Besonders bekannt ist und bleibt das Bundesland aber für seinen Weinanbau: Mit den Weingebieten Ahr, Mittelrhein, Mosel, Nahe, Rheinhessen und Pfalz liegen hier zwei Drittel der deutschen Rebfläche. Und zumindest die Reben könnten im Übrigen auch ihren identitätsstiftenden Teil für Rheinland-Pfalz beitragen. Die Winzer wirtschaften ja nicht nur, es geht um eine Genusskultur, die hier ihre Heimat hat. Und der Weinbau prägt zudem die schönen Landschaften an Mittelrhein und Nahe, an der Mosel und im schwer gebeutelten Ahrtal. Es nur als Industrieland zu sehen – auch das würde Rheinland-Pfalz bestimmt nicht gerecht. Jörg Hilpert

Wachstum wie selten zuvor in der 75-jährigen Geschichte

2021 verbuchte die rheinland-pfälzische Wirtschaft eine starke Erholung – das geht aus dem Jahreswirtschaftsbericht des Statistischen Landesamtes hervor. Das Bruttoinlandsprodukt, also der Wert aller in Rheinland-Pfalz produzierten Waren und Dienstleistungen abzüglich der bei der Produktion verbrauchten Vorleistungsgüter, „erhöhte sich in einem Ausmaß wie selten zuvor in der 75-jährigen Geschichte des Landes“, berichtet der Präsident des Landesamtes, Marcel Hürter. In jeweiligen Preisen stieg das Inlandsprodukt um knapp 19 Milliarden Euro (plus 13 Prozent); preisbereinigt belief sich der Zuwachs auf 9,6 Prozent. „Wenn man so will, ist dieses außerordentliche Ergebnis – wie der kräftige Einbruch 2020 – Coronabedingt“, erklärt Hürter. Der starke Wertschöpfungszuwachs ist nämlich eben zu einem beträchtlichen Teil auf die Entwicklung und Produktion des Biontech-Impfstoffes gegen Corona zurückzuführen. Zum Vergleich: Das deutsche Bruttoinlandsprodukt stieg 2021 um 2,9 Prozent, die Wertschöpfung in Westdeutschland ohne Berlin legte um 3 Prozent zu.

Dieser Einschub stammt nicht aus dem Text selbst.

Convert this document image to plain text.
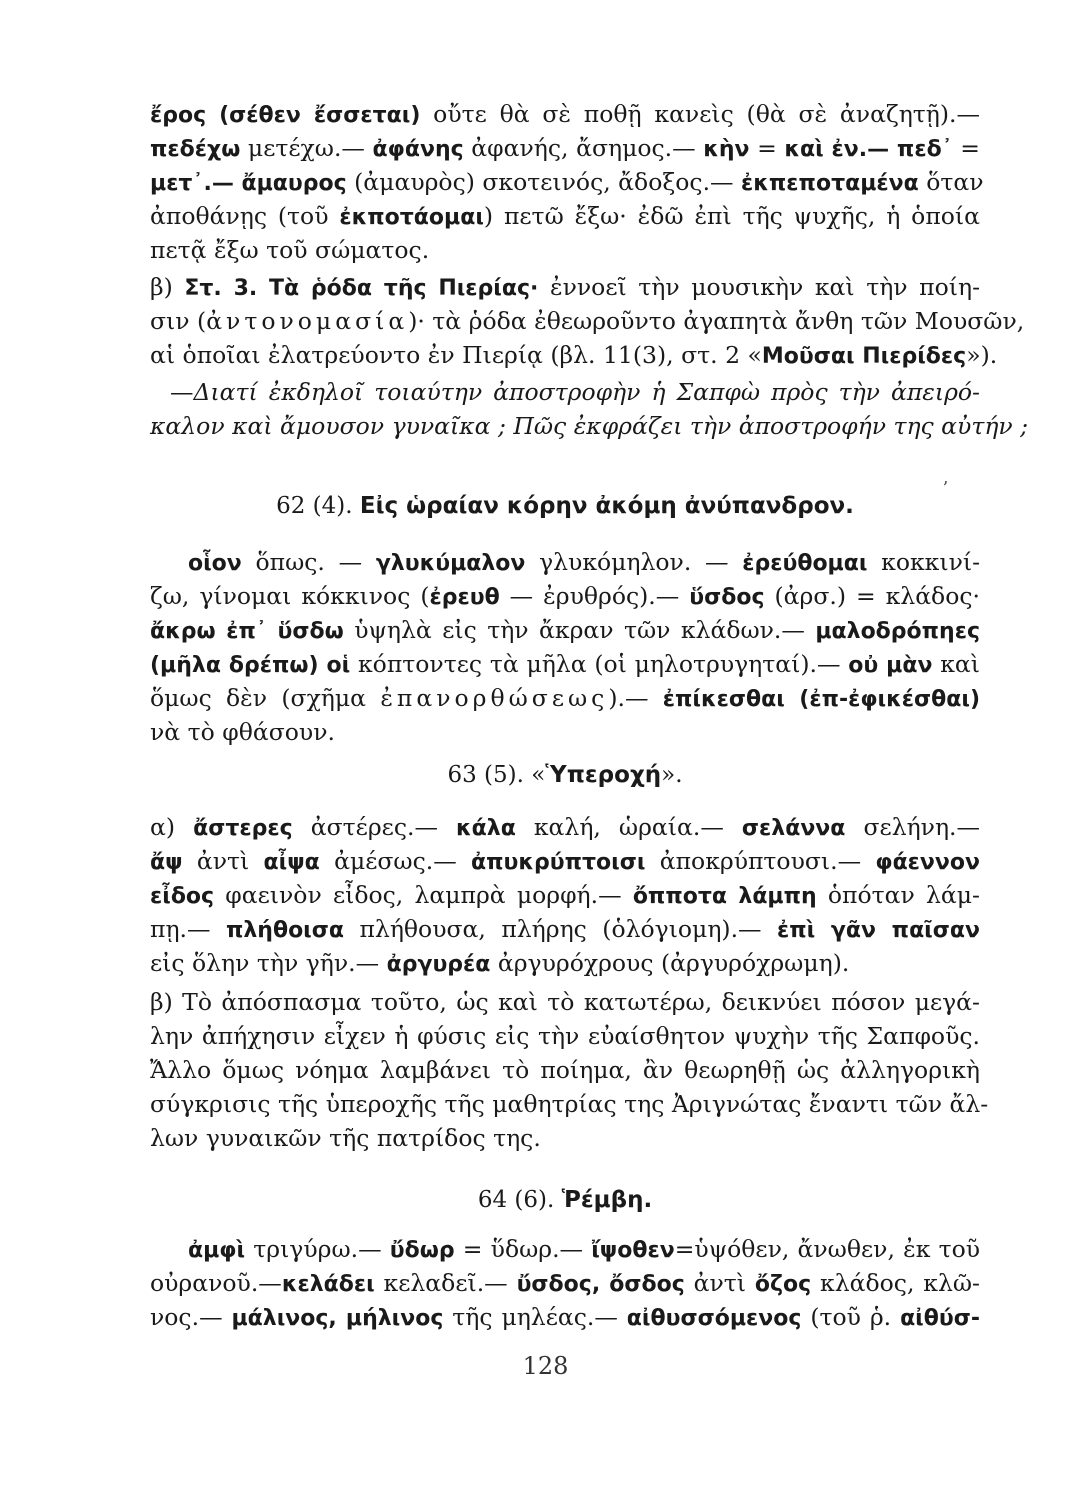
ἔρος (σέθεν ἔσσεται) οὔτε θὰ σὲ ποθῇ κανεὶς (θὰ σὲ ἀναζητῇ).—
πεδέχω μετέχω.— ἀφάνης ἀφανής, ἄσημος.— κὴν = καὶ ἐν.— πεδ᾽ =
μετ᾽.— ἄμαυρος (ἀμαυρὸς) σκοτεινός, ἄδοξος.— ἐκπεποταμένα ὅταν
ἀποθάνῃς (τοῦ ἐκποτάομαι) πετῶ ἔξω· ἐδῶ ἐπὶ τῆς ψυχῆς, ἡ ὁποία
πετᾷ ἔξω τοῦ σώματος.
β) Στ. 3. Τὰ ῥόδα τῆς Πιερίας· ἐννοεῖ τὴν μουσικὴν καὶ τὴν ποίη-
σιν (ἀντονομασία)· τὰ ῥόδα ἐθεωροῦντο ἀγαπητὰ ἄνθη τῶν Μουσῶν,
αἱ ὁποῖαι ἐλατρεύοντο ἐν Πιερίᾳ (βλ. 11(3), στ. 2 «Μοῦσαι Πιερίδες»).
—Διατί ἐκδηλοῖ τοιαύτην ἀποστροφὴν ἡ Σαπφὼ πρὸς τὴν ἀπειρό-
καλον καὶ ἄμουσον γυναῖκα ; Πῶς ἐκφράζει τὴν ἀποστροφήν της αὐτήν ;
62 (4). Εἰς ὡραίαν κόρην ἀκόμη ἀνύπανδρον.
οἷον ὅπως. — γλυκύμαλον γλυκόμηλον. — ἐρεύθομαι κοκκινί-
ζω, γίνομαι κόκκινος (ἐρευθ — ἐρυθρός).— ὕσδος (ἀρσ.) = κλάδος·
ἄκρω ἐπ᾽ ὕσδω ὑψηλὰ εἰς τὴν ἄκραν τῶν κλάδων.— μαλοδρόπηες
(μῆλα δρέπω) οἱ κόπτοντες τὰ μῆλα (οἱ μηλοτρυγηταί).— οὐ μὰν καὶ
ὅμως δὲν (σχῆμα ἐπανορθώσεως).— ἐπίκεσθαι (ἐπ-ἐφικέσθαι)
νὰ τὸ φθάσουν.
63 (5). «Ὑπεροχή».
α) ἄστερες ἀστέρες.— κάλα καλή, ὡραία.— σελάννα σελήνη.—
ἄψ ἀντὶ αἶψα ἀμέσως.— ἀπυκρύπτοισι ἀποκρύπτουσι.— φάεννον
εἶδος φαεινὸν εἶδος, λαμπρὰ μορφή.— ὄπποτα λάμπη ὁπόταν λάμ-
πῃ.— πλήθοισα πλήθουσα, πλήρης (ὁλόγιομη).— ἐπὶ γᾶν παῖσαν
εἰς ὅλην τὴν γῆν.— ἀργυρέα ἀργυρόχρους (ἀργυρόχρωμη).
β) Τὸ ἀπόσπασμα τοῦτο, ὡς καὶ τὸ κατωτέρω, δεικνύει πόσον μεγά-
λην ἀπήχησιν εἶχεν ἡ φύσις εἰς τὴν εὐαίσθητον ψυχὴν τῆς Σαπφοῦς.
Ἄλλο ὅμως νόημα λαμβάνει τὸ ποίημα, ἂν θεωρηθῇ ὡς ἀλληγορικὴ
σύγκρισις τῆς ὑπεροχῆς τῆς μαθητρίας της Ἀριγνώτας ἔναντι τῶν ἄλ-
λων γυναικῶν τῆς πατρίδος της.
64 (6). Ῥέμβη.
ἀμφὶ τριγύρω.— ὔδωρ = ὕδωρ.— ἴψοθεν=ὑψόθεν, ἄνωθεν, ἐκ τοῦ
οὐρανοῦ.—κελάδει κελαδεῖ.— ὔσδος, ὄσδος ἀντὶ ὄζος κλάδος, κλῶ-
νος.— μάλινος, μήλινος τῆς μηλέας.— αἰθυσσόμενος (τοῦ ῥ. αἰθύσ-
ʼ
128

Mit der kräftigen Erholung verbesserte sich auch die Lage am Arbeitsmarkt. Die registrierte Arbeitslosigkeit sank. Die Arbeitslosenquote verringerte sich um 0,2 Prozentpunkte auf 5 Prozent. Die Erwerbstätigkeit blieb 2021 nahezu unverändert. Der pandemiebedingte Rückgang zu Beginn des Jahres wurde in den folgenden Quartalen wieder aufgeholt. Weniger erfreulich ist die Rückkehr der Inflation – ab der zweiten Jahreshälfte zogen die Preise kräftig an.